I’m sure everyone wonders who I am. John isn’t in college… he doesn’t live in a dorm. My name’s Sarah. This is my entry. John left this in my hands for the next couple days while he’s undergoing surgery and recovery. I have great faith that he will be back in only a few days and you will not have to deal with my crappy writing.
I’ll give you a bit of my background just for the hell of it basically….I’m from a small town in Illinois, just outside the Quad-City area. I’m 18 years old and I’m now attending Saint Louis University, home of the Billikens. Woo Hoo! My graduating class at home was 59, and I have twice that many people on two floors of my dorm. It’s and adventure so far, but it’s definitely an adventure that I’m learning to love.
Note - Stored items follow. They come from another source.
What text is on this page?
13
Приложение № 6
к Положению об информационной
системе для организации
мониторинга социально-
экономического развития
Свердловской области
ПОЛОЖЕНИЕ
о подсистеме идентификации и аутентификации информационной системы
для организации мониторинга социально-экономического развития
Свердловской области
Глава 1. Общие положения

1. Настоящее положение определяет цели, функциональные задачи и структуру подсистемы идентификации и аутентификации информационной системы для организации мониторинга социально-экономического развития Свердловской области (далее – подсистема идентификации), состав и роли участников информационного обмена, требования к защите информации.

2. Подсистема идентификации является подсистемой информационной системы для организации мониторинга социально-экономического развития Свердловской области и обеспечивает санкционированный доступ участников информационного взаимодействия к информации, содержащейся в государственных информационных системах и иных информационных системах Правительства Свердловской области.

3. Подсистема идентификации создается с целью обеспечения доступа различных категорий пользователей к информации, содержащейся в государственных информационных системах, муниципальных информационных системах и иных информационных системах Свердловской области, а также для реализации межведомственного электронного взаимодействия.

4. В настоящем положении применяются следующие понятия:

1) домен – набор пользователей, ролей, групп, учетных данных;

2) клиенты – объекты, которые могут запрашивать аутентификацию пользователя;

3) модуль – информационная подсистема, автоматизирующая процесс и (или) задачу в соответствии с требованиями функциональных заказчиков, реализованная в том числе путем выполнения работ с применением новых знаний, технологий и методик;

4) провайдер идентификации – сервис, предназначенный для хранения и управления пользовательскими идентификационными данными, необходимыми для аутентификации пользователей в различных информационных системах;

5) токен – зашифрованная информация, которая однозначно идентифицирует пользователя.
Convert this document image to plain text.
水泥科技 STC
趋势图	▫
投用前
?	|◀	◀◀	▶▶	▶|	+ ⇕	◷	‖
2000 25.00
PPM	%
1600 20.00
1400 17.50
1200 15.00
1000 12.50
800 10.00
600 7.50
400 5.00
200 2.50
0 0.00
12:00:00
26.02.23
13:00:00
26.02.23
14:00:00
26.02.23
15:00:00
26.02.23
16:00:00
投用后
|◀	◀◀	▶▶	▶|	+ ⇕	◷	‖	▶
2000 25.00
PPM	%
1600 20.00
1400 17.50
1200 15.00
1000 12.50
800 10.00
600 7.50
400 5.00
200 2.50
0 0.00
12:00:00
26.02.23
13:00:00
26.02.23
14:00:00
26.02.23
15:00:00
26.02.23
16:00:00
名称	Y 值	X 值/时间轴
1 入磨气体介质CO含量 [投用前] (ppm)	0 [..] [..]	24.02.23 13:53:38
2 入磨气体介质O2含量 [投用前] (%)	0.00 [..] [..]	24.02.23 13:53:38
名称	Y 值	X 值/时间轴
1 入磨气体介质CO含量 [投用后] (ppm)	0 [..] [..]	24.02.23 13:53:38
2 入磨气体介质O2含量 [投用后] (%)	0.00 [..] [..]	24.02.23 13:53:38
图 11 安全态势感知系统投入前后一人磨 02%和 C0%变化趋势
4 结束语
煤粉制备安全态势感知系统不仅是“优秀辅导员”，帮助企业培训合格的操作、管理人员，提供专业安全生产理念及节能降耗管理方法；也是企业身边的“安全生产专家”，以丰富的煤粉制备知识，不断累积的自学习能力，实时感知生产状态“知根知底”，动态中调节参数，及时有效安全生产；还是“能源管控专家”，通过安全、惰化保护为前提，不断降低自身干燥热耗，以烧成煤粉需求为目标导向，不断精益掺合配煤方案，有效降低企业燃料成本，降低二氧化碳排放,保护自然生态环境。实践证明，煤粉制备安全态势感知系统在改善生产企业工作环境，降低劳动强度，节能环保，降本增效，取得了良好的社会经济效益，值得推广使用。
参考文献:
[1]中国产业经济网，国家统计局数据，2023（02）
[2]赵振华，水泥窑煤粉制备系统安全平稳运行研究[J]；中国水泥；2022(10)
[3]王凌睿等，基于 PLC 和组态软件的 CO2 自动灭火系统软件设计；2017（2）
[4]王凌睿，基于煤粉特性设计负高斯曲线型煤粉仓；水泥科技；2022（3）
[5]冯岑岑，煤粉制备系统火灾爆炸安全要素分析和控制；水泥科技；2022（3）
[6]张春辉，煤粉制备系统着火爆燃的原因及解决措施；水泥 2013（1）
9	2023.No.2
The paragraph above about the clouds this morning was written between classes of mine, and I decided to include it in here as kind of an opening.
John and I met in a chat room over a year ago, and although he never says my name in his journal entries, he’s talked about me once or twice. Actually more than that even. Usually I appear in here when we’re arguing about something..I don’t really like arguing with John because it takes so much out of me, but shit happens I suppose. I know he realizes this, and I do to….I always come back. It may take a few days, weeks or even months, but I do. Although we’ve never actually met in person, I think we probably will someday. I don’t know if he thinks that, but I still do.
Well, until tomorrow folks, take care and God bless. (And I promise tomorrow will be better!)